Upaya pemerintah untuk mengembangkan sektor non-pertanian di kecamatan-kecamatan di kawasan penyangga ekosistem Leuser tampaknya terbatas, bahkan dalam kebijaksanaan pembangunan Provinsi NAD, dua kabupaten dimana ekosistem Leuser berada yaitu Kabupaten Aceh Selatan dan Aceh Tenggara diarahkan kepada wilayah pembangunan dan pengembangan pertanian-perkebunan TFCA Sumatera, 2010. Terdapat sedikitnya 31 wilayah kecamatan di empat kabupaten yang merupakan daerah penyangga ekosistem leuseur. Penggunaan lahan di kawasan penyangga ekosistem Leuser ini umumnya terdiri dari pemukiman, perkebunan rakyat, sawah, pertanaman campuran dan hutan lindung TFCA Sumatera, 2010. Terlepas dari keanekaragaman hayatinya yang kaya, Ekosistem Leuser menyediakan fungsi pendukung kehidupan untuk pengembangan yang bisa mendukung kira-kira empat juta orang-orang yang hidup di sekitarnya. Beberapa contoh dari fungsi ini adalah: persediaan air bersih yang rutin, pengendali banjir dan erosi, perlindungan plasma nutfah, pengaturan iklim lokal, penjerap karbon, perikanan air tawar dan kecantikan alami untuk mendukung pariwisata TFCA Sumatera, 2010.

2.7 Sistem Informasi Geografis SIG

SIG mulai dikenal pada awal 1980-an.

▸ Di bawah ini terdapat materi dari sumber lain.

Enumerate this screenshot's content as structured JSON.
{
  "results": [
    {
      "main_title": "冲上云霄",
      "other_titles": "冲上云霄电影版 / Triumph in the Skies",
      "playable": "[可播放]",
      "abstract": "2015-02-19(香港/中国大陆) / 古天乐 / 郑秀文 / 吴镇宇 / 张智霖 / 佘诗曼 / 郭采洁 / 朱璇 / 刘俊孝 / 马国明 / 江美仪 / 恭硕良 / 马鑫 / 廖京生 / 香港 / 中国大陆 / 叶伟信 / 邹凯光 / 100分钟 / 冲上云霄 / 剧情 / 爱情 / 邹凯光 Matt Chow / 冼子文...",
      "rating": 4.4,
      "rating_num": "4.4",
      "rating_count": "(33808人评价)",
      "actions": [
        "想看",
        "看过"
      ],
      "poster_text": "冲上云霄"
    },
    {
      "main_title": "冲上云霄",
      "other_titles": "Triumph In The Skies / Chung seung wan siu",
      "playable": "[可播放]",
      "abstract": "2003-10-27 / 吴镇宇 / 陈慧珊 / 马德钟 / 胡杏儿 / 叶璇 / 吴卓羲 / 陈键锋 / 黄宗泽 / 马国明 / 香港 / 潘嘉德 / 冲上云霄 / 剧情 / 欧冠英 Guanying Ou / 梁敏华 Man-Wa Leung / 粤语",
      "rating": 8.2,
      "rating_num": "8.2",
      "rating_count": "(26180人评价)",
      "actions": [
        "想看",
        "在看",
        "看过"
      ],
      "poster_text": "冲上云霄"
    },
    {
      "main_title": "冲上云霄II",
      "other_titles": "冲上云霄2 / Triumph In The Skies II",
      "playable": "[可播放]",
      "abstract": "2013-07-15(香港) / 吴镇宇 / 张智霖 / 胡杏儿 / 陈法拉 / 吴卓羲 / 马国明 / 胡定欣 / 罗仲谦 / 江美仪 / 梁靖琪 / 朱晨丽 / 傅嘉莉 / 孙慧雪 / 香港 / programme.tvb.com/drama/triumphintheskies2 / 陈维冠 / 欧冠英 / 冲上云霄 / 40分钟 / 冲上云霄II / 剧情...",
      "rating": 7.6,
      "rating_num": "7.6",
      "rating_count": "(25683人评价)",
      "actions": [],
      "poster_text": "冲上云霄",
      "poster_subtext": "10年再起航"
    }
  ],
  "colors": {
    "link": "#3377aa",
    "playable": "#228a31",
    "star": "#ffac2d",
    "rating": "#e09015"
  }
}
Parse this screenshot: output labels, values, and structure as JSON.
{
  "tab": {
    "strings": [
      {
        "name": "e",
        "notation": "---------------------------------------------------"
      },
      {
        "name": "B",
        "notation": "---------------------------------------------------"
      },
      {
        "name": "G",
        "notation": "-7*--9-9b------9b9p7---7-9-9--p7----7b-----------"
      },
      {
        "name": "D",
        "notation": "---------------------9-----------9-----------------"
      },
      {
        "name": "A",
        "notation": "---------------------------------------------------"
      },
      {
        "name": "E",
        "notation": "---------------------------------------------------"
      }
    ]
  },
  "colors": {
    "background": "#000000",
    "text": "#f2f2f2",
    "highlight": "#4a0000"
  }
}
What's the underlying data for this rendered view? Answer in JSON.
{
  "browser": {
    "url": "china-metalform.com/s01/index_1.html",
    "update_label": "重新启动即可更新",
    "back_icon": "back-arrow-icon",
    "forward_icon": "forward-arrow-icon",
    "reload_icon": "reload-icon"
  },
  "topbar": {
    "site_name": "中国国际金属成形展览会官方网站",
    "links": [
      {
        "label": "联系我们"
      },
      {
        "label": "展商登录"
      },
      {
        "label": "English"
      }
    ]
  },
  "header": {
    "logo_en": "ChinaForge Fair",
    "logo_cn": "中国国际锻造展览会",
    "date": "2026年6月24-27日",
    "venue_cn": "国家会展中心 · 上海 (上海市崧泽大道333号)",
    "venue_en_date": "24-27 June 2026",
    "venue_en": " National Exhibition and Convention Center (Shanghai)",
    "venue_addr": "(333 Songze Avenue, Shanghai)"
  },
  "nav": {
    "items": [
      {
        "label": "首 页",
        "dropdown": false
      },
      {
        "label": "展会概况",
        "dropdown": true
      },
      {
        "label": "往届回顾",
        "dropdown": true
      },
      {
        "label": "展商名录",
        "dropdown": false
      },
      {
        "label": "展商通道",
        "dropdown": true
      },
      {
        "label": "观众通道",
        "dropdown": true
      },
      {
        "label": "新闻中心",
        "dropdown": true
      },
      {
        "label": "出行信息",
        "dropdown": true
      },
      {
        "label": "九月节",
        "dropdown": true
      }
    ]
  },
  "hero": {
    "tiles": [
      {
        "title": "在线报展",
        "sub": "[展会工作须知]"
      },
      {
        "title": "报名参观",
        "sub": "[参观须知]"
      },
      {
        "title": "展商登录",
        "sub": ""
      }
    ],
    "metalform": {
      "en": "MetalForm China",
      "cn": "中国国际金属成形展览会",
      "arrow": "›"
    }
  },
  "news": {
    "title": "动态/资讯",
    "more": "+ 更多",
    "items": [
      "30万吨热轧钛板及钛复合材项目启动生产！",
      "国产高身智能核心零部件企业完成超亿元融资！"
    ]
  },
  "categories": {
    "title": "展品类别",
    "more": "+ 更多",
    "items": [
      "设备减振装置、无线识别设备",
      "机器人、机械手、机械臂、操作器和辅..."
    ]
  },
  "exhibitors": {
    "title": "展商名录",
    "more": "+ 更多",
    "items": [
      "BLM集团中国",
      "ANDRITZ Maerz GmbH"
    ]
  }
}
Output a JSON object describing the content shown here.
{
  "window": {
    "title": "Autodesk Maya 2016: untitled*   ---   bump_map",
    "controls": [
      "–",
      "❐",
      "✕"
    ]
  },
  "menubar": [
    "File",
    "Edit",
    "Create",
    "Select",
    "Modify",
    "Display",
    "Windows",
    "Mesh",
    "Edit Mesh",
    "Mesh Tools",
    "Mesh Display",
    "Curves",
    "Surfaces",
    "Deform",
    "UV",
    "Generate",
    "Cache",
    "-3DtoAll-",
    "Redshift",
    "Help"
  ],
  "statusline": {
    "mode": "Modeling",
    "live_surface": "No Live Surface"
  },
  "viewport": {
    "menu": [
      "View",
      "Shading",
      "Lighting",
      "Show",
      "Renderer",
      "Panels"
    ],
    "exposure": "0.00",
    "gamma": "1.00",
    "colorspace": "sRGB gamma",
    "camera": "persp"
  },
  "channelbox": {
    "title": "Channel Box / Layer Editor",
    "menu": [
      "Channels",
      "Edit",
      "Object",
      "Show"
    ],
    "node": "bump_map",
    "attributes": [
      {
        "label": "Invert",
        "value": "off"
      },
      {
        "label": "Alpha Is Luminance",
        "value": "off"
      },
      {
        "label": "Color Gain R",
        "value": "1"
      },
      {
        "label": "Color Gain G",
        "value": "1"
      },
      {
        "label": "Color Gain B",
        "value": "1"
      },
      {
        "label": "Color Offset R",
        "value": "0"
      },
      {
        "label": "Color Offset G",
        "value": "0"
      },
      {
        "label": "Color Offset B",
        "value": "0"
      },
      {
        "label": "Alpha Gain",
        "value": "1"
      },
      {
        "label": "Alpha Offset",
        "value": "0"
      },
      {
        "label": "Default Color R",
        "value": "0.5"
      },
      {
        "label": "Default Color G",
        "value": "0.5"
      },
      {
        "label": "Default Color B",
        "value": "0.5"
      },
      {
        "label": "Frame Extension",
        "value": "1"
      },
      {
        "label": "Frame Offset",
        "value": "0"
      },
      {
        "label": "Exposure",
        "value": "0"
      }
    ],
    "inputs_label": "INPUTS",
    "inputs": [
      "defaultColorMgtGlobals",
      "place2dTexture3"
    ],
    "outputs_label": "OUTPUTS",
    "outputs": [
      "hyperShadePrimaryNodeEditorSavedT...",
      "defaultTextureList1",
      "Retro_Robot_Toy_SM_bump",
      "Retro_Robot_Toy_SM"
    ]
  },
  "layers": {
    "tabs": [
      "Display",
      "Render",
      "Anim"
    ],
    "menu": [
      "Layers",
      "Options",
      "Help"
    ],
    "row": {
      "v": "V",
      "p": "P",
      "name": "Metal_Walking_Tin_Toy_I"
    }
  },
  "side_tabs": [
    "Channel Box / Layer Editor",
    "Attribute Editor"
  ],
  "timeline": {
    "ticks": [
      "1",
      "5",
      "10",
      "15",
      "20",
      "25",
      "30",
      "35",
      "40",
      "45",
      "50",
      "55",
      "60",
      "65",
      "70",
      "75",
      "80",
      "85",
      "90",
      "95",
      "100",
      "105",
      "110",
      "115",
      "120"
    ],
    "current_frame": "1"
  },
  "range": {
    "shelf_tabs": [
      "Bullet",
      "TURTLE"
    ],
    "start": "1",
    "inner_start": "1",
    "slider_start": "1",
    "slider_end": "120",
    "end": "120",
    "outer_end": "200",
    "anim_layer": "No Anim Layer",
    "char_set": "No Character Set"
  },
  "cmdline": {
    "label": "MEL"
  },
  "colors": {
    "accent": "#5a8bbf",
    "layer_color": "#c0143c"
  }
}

Sejalan dengan berkembangnya perangkat komputer, baik perangkat lunak maupun perangkat keras, SIG berkembang sangat pesat pada era 1990-an. Secara harfiah, SIG dapat diartikan sebagai: suatu komponen yang terdiri atas perangkat keras, perangkat lunak, data geografis dan sumberdaya manusia yang bekerja bersama secara efektif untuk menangkap, menyimpan, memperbaiki, memperbaharui, mengelola, Universitas Sumatera Utara memanipulasi, mengintegrasikan, menganalisa dan menampilkan data dalam suatu informasi berbasis geografis Puntodewo et al., 2003. Lebih lanjut dijelaskan bahwa aplikasi SIG menjawab beberapa pertanyaan seperti: lokasi, kondisi, trend, pola dan pemodelan. Kemampuan inilah yang membedakan SIG dari sistem informasi lainnya. Informasi geografis selalu berhubungan erat dengan ilmu tumbuh- tumbuhan, sejak dimulainya eksplorasi sampai dengan mengkombinasikannya dengan pemetaan, dan membantu ahli botani dalam manganalisis identifikasi prioritas konservasi tumbuhan. Aplikasi SIG dan teknologi Remote Sensing Penginderaan Jauh menunjukkan peningkatan dalam penggunaannya untuk konservasi tumbuhan selama lebih dari dua dekade. Kegunaan utamanya dalam konservasi tumbuhan adalah: pemetaan lokasi spesimen dan distribusi spesimen, pemetaan vegetasi dan habitat, deteksi perubahan habitat, dan mendukung dalam pengelolaan lahan Moat et al., 2009; Foody, 2008.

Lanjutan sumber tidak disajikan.